Comme sur un plateau de cinéma, le changement de décor se fait à vue et transporte les personnages dans une cabine de bateau spacieuse mais agitée par la tempête. Mêlant sensibilité et violence, la chorégraphie de The lost room pousse la physicalité des performeurs à l’extrême. Entre les pas de deux langoureux, où le désir déchire plus qu’il ne fusionne, et les portés de haut vol, les corps se révèlent dans toute leur force mais aussi leur souplesse, presque liquides. Perméables aux moindres variations sonores, bras et jambes se contorsionnent, sursautent frénétiquement, comme abandonnés à une hyperesthésie fascinante.

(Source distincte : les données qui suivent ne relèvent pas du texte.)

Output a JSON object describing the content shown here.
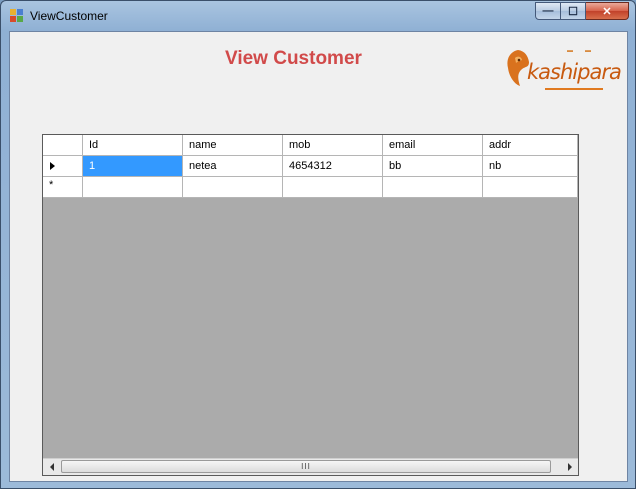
{
  "window": {
    "title": "ViewCustomer",
    "controls": {
      "minimize": "—",
      "maximize": "☐",
      "close": "✕"
    }
  },
  "form": {
    "heading": "View Customer",
    "logo": {
      "text": "kashipara",
      "icon": "lion-logo-icon",
      "brand_color": "#c85a10"
    }
  },
  "grid": {
    "columns": [
      "Id",
      "name",
      "mob",
      "email",
      "addr"
    ],
    "rows": [
      {
        "marker": "current",
        "cells": [
          "1",
          "netea",
          "4654312",
          "bb",
          "nb"
        ]
      },
      {
        "marker": "new",
        "marker_glyph": "*",
        "cells": [
          "",
          "",
          "",
          "",
          ""
        ]
      }
    ],
    "selection_color": "#3399ff",
    "scroll": {
      "thumb_grip": "III"
    }
  }
}
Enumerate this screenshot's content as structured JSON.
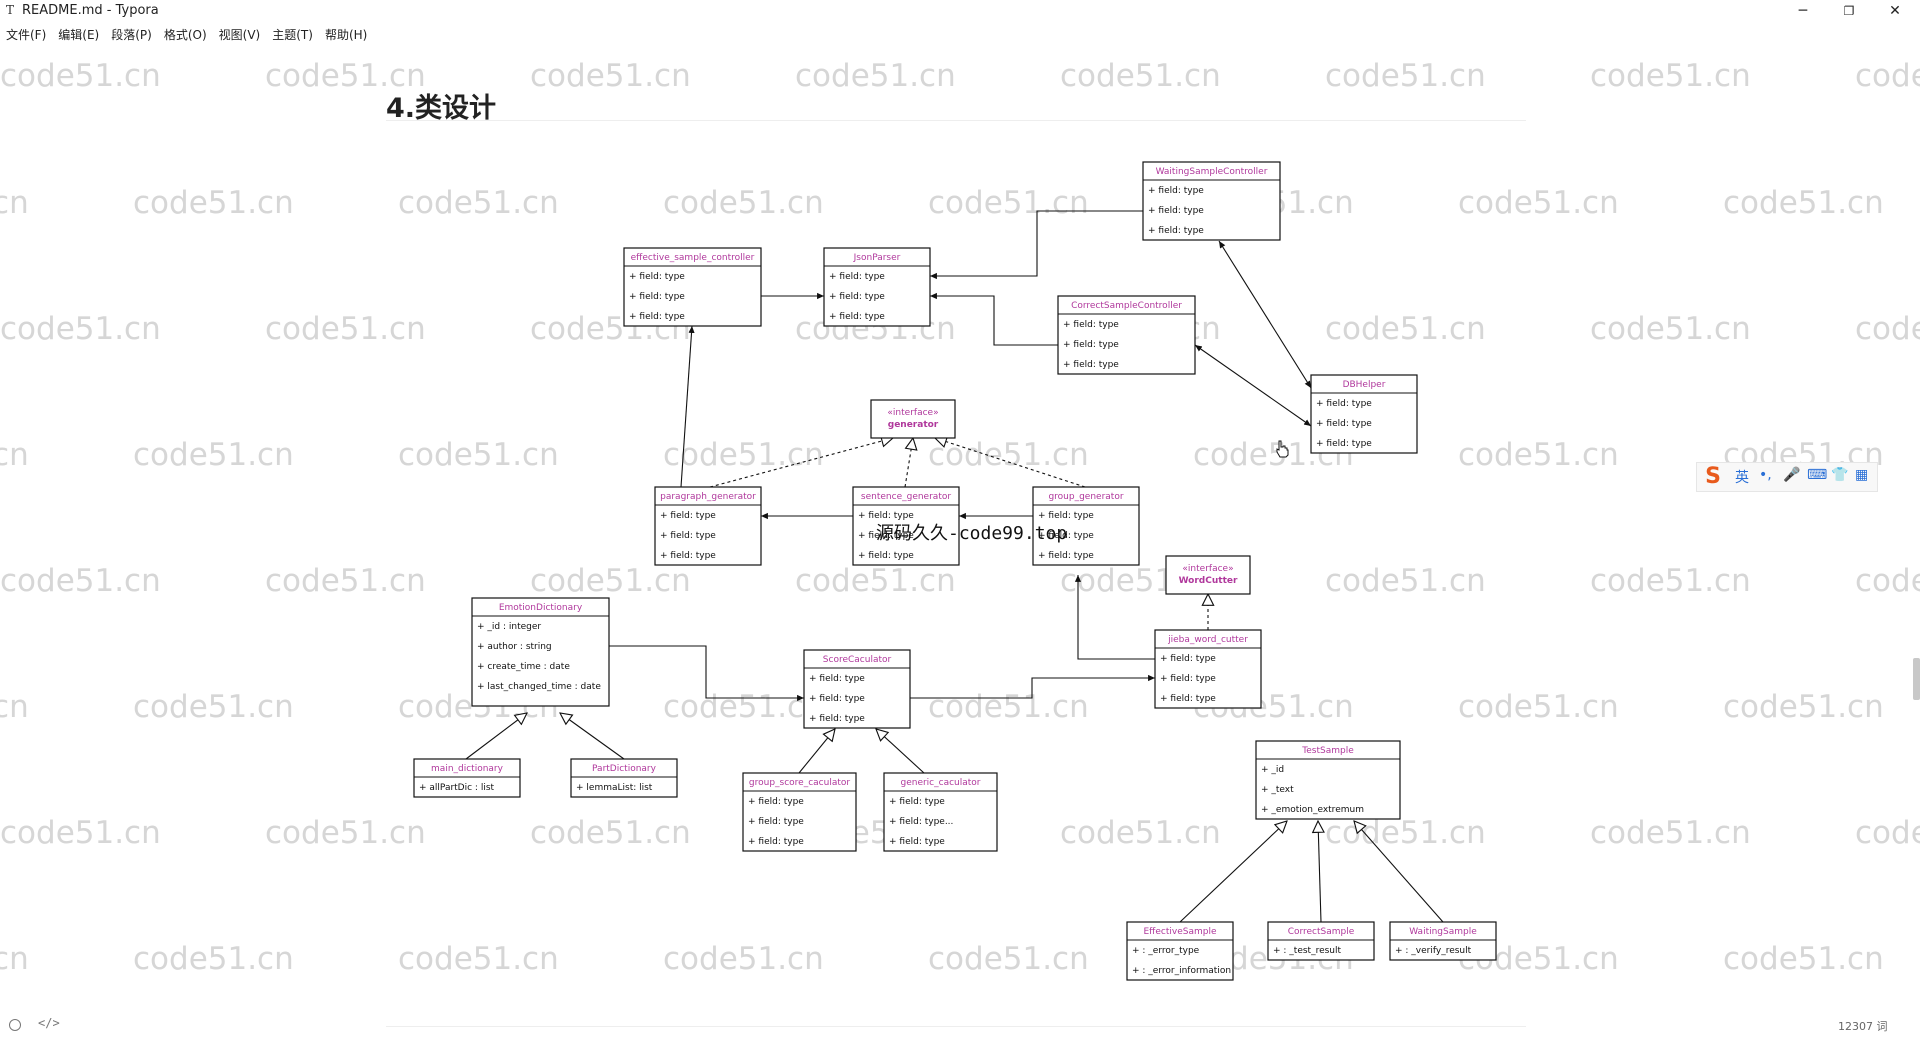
{
  "window": {
    "title": "README.md - Typora",
    "icon": "T",
    "controls": {
      "minimize": "─",
      "maximize": "❐",
      "close": "✕"
    }
  },
  "menu": [
    "文件(F)",
    "编辑(E)",
    "段落(P)",
    "格式(O)",
    "视图(V)",
    "主题(T)",
    "帮助(H)"
  ],
  "watermark": "code51.cn",
  "heading": "4.类设计",
  "overlay_text": "源码久久-code99.top",
  "ime": {
    "logo": "S",
    "buttons": [
      "英",
      "•,",
      "🎤",
      "⌨",
      "👕",
      "▦"
    ]
  },
  "status": {
    "source_toggle": "</>",
    "word_count": "12307 词"
  },
  "diagram": {
    "classes": [
      {
        "id": "waiting_ctrl",
        "title": "WaitingSampleController",
        "fields": [
          "+ field: type",
          "+ field: type",
          "+ field: type"
        ]
      },
      {
        "id": "effective_ctrl",
        "title": "effective_sample_controller",
        "fields": [
          "+ field: type",
          "+ field: type",
          "+ field: type"
        ]
      },
      {
        "id": "json_parser",
        "title": "JsonParser",
        "fields": [
          "+ field: type",
          "+ field: type",
          "+ field: type"
        ]
      },
      {
        "id": "correct_ctrl",
        "title": "CorrectSampleController",
        "fields": [
          "+ field: type",
          "+ field: type",
          "+ field: type"
        ]
      },
      {
        "id": "db_helper",
        "title": "DBHelper",
        "fields": [
          "+ field: type",
          "+ field: type",
          "+ field: type"
        ]
      },
      {
        "id": "paragraph_gen",
        "title": "paragraph_generator",
        "fields": [
          "+ field: type",
          "+ field: type",
          "+ field: type"
        ]
      },
      {
        "id": "sentence_gen",
        "title": "sentence_generator",
        "fields": [
          "+ field: type",
          "+ field: type",
          "+ field: type"
        ]
      },
      {
        "id": "group_gen",
        "title": "group_generator",
        "fields": [
          "+ field: type",
          "+ field: type",
          "+ field: type"
        ]
      },
      {
        "id": "emotion_dict",
        "title": "EmotionDictionary",
        "fields": [
          "+ _id : integer",
          "+ author : string",
          "+ create_time : date",
          "+ last_changed_time : date"
        ]
      },
      {
        "id": "score_calc",
        "title": "ScoreCaculator",
        "fields": [
          "+ field: type",
          "+ field: type",
          "+ field: type"
        ]
      },
      {
        "id": "jieba",
        "title": "jieba_word_cutter",
        "fields": [
          "+ field: type",
          "+ field: type",
          "+ field: type"
        ]
      },
      {
        "id": "main_dict",
        "title": "main_dictionary",
        "fields": [
          "+ allPartDic : list"
        ]
      },
      {
        "id": "part_dict",
        "title": "PartDictionary",
        "fields": [
          "+ lemmaList: list"
        ]
      },
      {
        "id": "group_score",
        "title": "group_score_caculator",
        "fields": [
          "+ field: type",
          "+ field: type",
          "+ field: type"
        ]
      },
      {
        "id": "generic_calc",
        "title": "generic_caculator",
        "fields": [
          "+ field: type",
          "+ field: type...",
          "+ field: type"
        ]
      },
      {
        "id": "test_sample",
        "title": "TestSample",
        "fields": [
          "+ _id",
          "+ _text",
          "+ _emotion_extremum"
        ]
      },
      {
        "id": "effective_sample",
        "title": "EffectiveSample",
        "fields": [
          "+ : _error_type",
          "+ : _error_information"
        ]
      },
      {
        "id": "correct_sample",
        "title": "CorrectSample",
        "fields": [
          "+ : _test_result"
        ]
      },
      {
        "id": "waiting_sample",
        "title": "WaitingSample",
        "fields": [
          "+ : _verify_result"
        ]
      }
    ],
    "interfaces": [
      {
        "id": "generator",
        "stereotype": "«interface»",
        "name": "generator"
      },
      {
        "id": "word_cutter",
        "stereotype": "«interface»",
        "name": "WordCutter"
      }
    ]
  },
  "colors": {
    "class_title": "#b0389c",
    "watermark": "#d6d6d6",
    "ime_logo": "#e85a1c"
  }
}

Plus encore que The missing door, The lost room exploite les mécanismes de l’étrange avec des illusions d’optique et des tours de passe-passe saisissants. Habillées de persiennes ou de pans de rideaux, les portes de la cabine de bateau n’offrent pas plus d’issues que celles du salon. Pourtant, les personnages ne cessent d’apparaître et de disparaître du plateau, empruntant des passages dérobés ou surgissant furtivement derrière un hublot.  À demi-caché sous un drap ou derrière un autre interprète, ils parviennent même à créer des illusions de corps inhumains, désarticulés voire démembrés. Entre effets de surprise et traits d’esprit, Gabriela Carrizo et Franck Chartier construisent ingénieusement les situations ubuesques de ce trip hallucinatoire porté par des interprètes virtuoses.

Quelques réserves

Troisième temps de ce Triptych, The hidden floor dérive vers une atmosphère toujours plus sombre, au risque de pécher par excès de noirceur. Dans une salle de réception envahie par le végétal, le malaise atteint son paroxysme alors que les personnages se laissent aller au désespoir dans une lente agonie. Certains ne sont bientôt plus que des corps de chair raidie, que l’on balance par-dessus bord. L’énergie et la maîtrise gestuelle des performeurs est intacte, mais l’intrigue a perdu sa densité et son imprévisibilité. En réalité, la compagnie Peeping Tom a décliné Triptych en version courte – sous le titre Diptych – qui ne reprend que les deux premières pièces de la trilogie. La troisième serait-elle celle de trop ? Noyé dans son atmosphère lugubre, The hidden floor, un brin redondant, ne se hisse pas au niveau des précédents tableaux.

Encore un mot...

Seule compagnie invitée par l’Opéra de Paris cette saison, Peeping Tom investit le Palais Garnier avec son univers danse-théâtre étrange et halluciné. Malgré un volet final moins convaincant, Triptych excelle dans l’art du trompe-l’œil, ici chorégraphié avec ingéniosité et intensité.

Une phrase

« Cette création se passe dans un huis clos, avec des personnages traversés d’angoisses, en proie à des conflits intérieurs, qui cherchent la sortie. Ces personnages sont à la dérive, mais une dérive qui est peut-être aussi un moyen de découverte » Gabriela Carrizo (Bachtrack, 2020)

L'auteur

À l’origine de la compagnie de danse et de théâtre Peeping Tom, il y a une danseuse argentine, Gabriela Carrizo, et un danseur français, Franck Chartier. Depuis 1999, ils explorent dans leurs pièces une esthétique du quotidien, où réalisme et matérialité sont poussés à l’extrême. Progressivement, leur travail de collaboration se développe avec d’autres compagnies et théâtres tels que le Nederlands Dans Theater pour The missing Door (2013) et The lost room (2015) ou le Residenztheater de Munich pour The Land (2015).  En 2018, la compagnie a présenté avec le Ballet de l’Opéra de Lyon, en ouverture de la Biennale de la Danse, la création 31 rue de Vandenbranden, une réinterprétation d’une pièce créée en 2009. Peeping Tom a été récompensée par de nombreux prix, dont celui du Meilleur Spectacle de Danse 2005 avec Le Salon, Meilleur spectacle international de danse de 2015 avec A Louer aux Critics Awards à Barcelone, ou encore le Meilleur spectacle international de théâtre au Premis de la Crítica en 2023. Triptych inaugure le premier passage de la compagnie à l’Opéra de Paris.